In many ways, banks face the same tough transition that millions of traditional brick-and-mortar retailers — with legacy point of sale systems with integrated custom software and a myriad of customer databases — now face, as they, too, suddenly shift digital and mobile. And to deliver one with a user experience that’s on par with established digital and mobile players like Amazon, and mobile- and digital-native innovators at scale.
Like physical retail, the largest of the large have or will invest in making their mobile app best-in-class, and they will consider new tech, platforms and business models to accelerate that path. Grocery stores outsourced eCommerce to Instacart out of necessity, growing sales and acquiring new customers as a result — while at the same time giving customers the option to deal directly with their store. Banks may need to think outside of the box, too, as they contemplate serving a more demanding mobile-first consumer and the need to move faster in delivering on their requirements.
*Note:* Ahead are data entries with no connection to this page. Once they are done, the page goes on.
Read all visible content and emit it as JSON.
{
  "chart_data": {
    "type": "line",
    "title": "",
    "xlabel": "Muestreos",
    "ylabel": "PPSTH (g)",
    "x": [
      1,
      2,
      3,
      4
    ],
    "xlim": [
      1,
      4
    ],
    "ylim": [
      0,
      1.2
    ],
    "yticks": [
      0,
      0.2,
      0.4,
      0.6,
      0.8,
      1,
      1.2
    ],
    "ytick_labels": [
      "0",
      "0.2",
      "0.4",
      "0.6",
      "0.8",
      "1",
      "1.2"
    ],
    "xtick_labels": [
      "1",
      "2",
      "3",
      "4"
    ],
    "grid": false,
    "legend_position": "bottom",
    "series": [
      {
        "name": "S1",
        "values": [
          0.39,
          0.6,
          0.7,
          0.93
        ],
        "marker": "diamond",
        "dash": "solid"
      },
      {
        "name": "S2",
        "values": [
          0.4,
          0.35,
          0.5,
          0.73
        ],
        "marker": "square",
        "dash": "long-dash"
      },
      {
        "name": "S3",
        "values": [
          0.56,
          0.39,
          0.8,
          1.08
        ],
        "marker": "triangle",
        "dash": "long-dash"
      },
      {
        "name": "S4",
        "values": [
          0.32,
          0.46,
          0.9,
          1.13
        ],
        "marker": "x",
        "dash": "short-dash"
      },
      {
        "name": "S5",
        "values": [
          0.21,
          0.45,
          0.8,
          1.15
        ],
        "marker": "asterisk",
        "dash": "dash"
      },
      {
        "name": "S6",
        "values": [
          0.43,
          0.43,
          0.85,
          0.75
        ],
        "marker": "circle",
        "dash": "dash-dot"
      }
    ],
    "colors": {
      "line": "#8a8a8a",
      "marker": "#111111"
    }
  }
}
PYMNTS’ Connected Economy research shows that consumers want to live in the connected economy, make their interactions within the pillars that define it more efficient, and even streamline their interactions across many of them.
All but how they bank.
For most consumers, keeping their banking and money management activities separate from other connected economy activities is their preference. They want a more robust banking and financial services ecosystem, but one that is under their control, where their details are private, secure and shared with their permission, and not commingled with other activities.
We see the TCH RTP® network piloting Request for Payment to help banks bring bill pay back into the bank and the mobile banking experience. The opportunity for consumers to pay a bill and have it posted in real time — 24/7/365 — is potentially a game-changer for consumers, provided that bill pay details are enriched inside of the app. On that front, innovators are working with the banks to provide more transaction clarity and digital receipts, which will help.
The ability for Zelle to clear and settle P2P real-time over RTP rails can make bank P2P more competitive as network availability matures. That lack of ubiquity and certainty on the part of the sender and receiver deters bank P2P adoption at scale.
At the same time, card networks are innovating installment credit with existing credit lines for their issuers, at the same time that banks and credit unions are investing in building BNPL options. Big banks are piloting programs to make credit more inclusive by using non-traditional data sources to underwrite consumer credit risk.
It’s progress, but reactive — a response to the FinTechs that are getting traction.
Banks have the trust of the consumer and the building blocks to serve as a key player at the center of the consumer’s financial services ecosystem — with the potential to reimagine what that means for themselves and the consumers and businesses they serve.
Their biggest threat the single-feature mobile app that one day becomes a more robust mobile banking option. It’s taking too long to recognize that consumers won’t keep waiting around for them to play catch-up.